DECAPITATO DOPO LA MORTE
Dopo la sua morte il corpo, in ossequio alle teorie lombrosiane miranti ad individuare supposte cause fisiche di "devianza", fu sottoposto ad autopsia e decapitato. Il cervello e il cranio di Passannante, assieme a suoi blocchi di appunti, studiati dai fautori della teoria eugenetica sviluppata dal criminologo Cesare Lombroso, rimasero esposti sino al 2007 presso il Museo Criminologico dell'Amministrazione Penitenziaria del Ministero della Giustizia di Roma, dove si trovavano dal 1936, dopo essere stati conservati presso l'Istituto Superiore di Polizia associato al carcere giudiziario "Regina Coeli" di Roma.
La permanenza dei resti in esposizione presso il Museo ha causato proteste ed interrogazioni parlamentari. Il 23 febbraio 1999 l'allora ministro di Grazia e Giustizia, Oliviero Diliberto, firmò il nulla osta alla traslazione dei resti del Passannante da Roma a Savoia di Lucania, che tuttavia avvenne solo otto anni dopo.
LA VICENDA DELLA SEPOLTURA
La sepoltura di Giovanni Passannante era prevista per il giorno 11 maggio 2007, in seguito ad una cerimonia funebre che si sarebbe dovuta tenere alle ore 11 circa del medesimo giorno nella chiesa madre di Savoia di Lucania.
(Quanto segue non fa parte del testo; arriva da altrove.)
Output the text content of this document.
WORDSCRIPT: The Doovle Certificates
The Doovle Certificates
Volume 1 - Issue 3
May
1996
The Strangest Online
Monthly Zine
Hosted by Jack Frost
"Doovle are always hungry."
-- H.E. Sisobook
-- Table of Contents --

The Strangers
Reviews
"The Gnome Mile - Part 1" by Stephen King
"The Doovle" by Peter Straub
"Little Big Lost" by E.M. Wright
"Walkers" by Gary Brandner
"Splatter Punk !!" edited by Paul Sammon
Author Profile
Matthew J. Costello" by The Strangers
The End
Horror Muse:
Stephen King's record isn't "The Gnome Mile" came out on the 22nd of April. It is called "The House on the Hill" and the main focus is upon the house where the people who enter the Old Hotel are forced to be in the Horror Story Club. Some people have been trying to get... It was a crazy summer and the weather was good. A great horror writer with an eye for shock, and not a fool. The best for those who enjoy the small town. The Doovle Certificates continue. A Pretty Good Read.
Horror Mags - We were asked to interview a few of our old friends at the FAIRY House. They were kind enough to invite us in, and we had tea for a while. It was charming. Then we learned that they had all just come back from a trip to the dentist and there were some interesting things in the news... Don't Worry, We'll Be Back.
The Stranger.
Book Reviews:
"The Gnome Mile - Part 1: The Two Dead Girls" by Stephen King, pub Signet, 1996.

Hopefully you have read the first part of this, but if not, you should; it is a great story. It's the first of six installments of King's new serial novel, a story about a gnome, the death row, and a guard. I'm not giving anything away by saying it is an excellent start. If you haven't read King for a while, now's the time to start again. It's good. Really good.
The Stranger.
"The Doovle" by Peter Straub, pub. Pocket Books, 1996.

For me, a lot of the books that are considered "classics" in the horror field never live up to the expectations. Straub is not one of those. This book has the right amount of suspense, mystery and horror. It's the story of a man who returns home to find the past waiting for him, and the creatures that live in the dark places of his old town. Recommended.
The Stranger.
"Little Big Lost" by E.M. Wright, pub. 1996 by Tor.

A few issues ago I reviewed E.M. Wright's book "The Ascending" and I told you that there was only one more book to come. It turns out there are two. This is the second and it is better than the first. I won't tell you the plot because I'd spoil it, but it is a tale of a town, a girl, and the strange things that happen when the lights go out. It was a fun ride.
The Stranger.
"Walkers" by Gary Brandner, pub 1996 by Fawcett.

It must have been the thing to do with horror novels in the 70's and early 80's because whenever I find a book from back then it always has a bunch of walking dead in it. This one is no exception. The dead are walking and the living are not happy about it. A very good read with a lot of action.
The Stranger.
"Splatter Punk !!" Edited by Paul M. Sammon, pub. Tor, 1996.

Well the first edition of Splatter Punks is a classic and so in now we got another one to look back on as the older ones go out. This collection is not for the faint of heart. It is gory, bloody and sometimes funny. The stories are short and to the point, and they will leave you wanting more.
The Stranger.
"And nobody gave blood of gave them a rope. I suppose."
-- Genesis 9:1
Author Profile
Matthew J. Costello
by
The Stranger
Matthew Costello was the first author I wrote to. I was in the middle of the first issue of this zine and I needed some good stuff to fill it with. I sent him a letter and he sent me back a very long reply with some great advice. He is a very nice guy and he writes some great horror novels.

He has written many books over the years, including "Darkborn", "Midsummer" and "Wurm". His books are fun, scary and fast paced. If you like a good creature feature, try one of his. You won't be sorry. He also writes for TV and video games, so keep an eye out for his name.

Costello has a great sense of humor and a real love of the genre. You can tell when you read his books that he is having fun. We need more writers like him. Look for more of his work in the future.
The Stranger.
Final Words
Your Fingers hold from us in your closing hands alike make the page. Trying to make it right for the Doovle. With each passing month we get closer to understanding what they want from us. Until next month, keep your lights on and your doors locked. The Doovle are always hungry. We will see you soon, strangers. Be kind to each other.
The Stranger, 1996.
La sepoltura venne però effettuata senza rito funebre il giorno precedente a quello stabilito, alla sola presenza del sindaco Rosina Ricciardi, di un giornalista del quotidiano "La Nuova del Sud" e di una sottosegretaria del presidente della regione Basilicata Vito De Filippo.
La decisione fu giustificata ufficialmente con problemi di ordine pubblico; molte perplessità in merito furono tuttavia espresse da esponenti del mondo culturale e politico lucano: da parte del comitato pro-Salvia, i cui esponenti hanno per giorni condotto uno sciopero della fame affinché i resti di Passannante venissero tolti dal cimitero comunale, portati in chiesa madre per il rito funebre e successivamente nuovamente sepolti e dall'attore Ulderico Pesce.
Grazie anche all'impegno di Pesce e alla sua raccolta di firme Passannante è stato sepolto il 10 maggio del 2007, dopo 71 anni di esposizione al Museo del Crimine di Roma. Il 2 giugno dello stesso anno si è tenuta una messa in suffragio del defunto, nella chiesa madre del paesino lucano.